Customer: We were told you make really fast tightly coupled storage and computing systems.
Me (in my best Dr. Galakowicz voice): Yes, yes we do. They are fast. Really fast. Did I mention, they are fast?
Customer: Thats great, ‘cause we need fast! Fast is really important to us. Fast is good. Really fast. Fast. … er … but we have a problem.
Customer: er … we can only buy from vendor X … they won’t let us buy anything else
Me: Even if you have a quantifiable business need, and your projects objectives wouldn’t be met by vendor X’s slow stuff, which represents an effective existential project risk?
Customer: er … uh … yes.
Me: [hits the mute button, and palm inelastically scatters from forehead)

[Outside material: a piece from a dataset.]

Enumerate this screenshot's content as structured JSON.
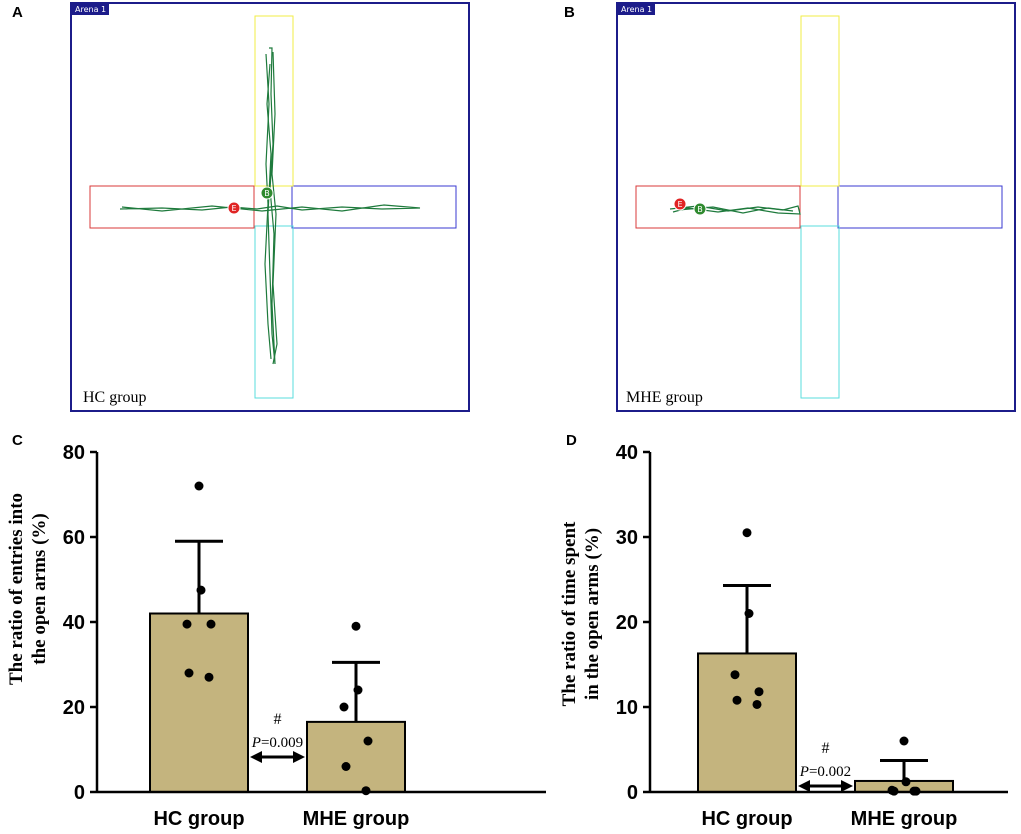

I see lots of this. Customers need something, that they aren’t allowed to get, and their projects are at risk as a result of their not being able to get something. Somehow, accepting project failure is collateral damage for faux risk aversion.
OTOH, we see enlightend customers focus upon solving the problems, and selecting from the solutions to the problem. Its a question of how you manage risk … is the risk of failure of important projects greater or less than the risk of a “new” platform? The political price people have to pay to get what they need to accomplish their jobs is huge in some cases. When a cost center service organization has the power to completely dictate what the pointy end of the profit making organization may and may not do … thats the sign of an ossified organization unable to adapt to change, and not cognizant of how they are increasing their risk by not being able to adapt. When change comes to such organizations, it comes in fairly sizable shocks.
You sink or you swim. Swimmers adapt.
We’ve had customers ask us to take their brand X gear, and replace the innards with our bits. No, seriously.
When the label means that much, something ain’t entirely right.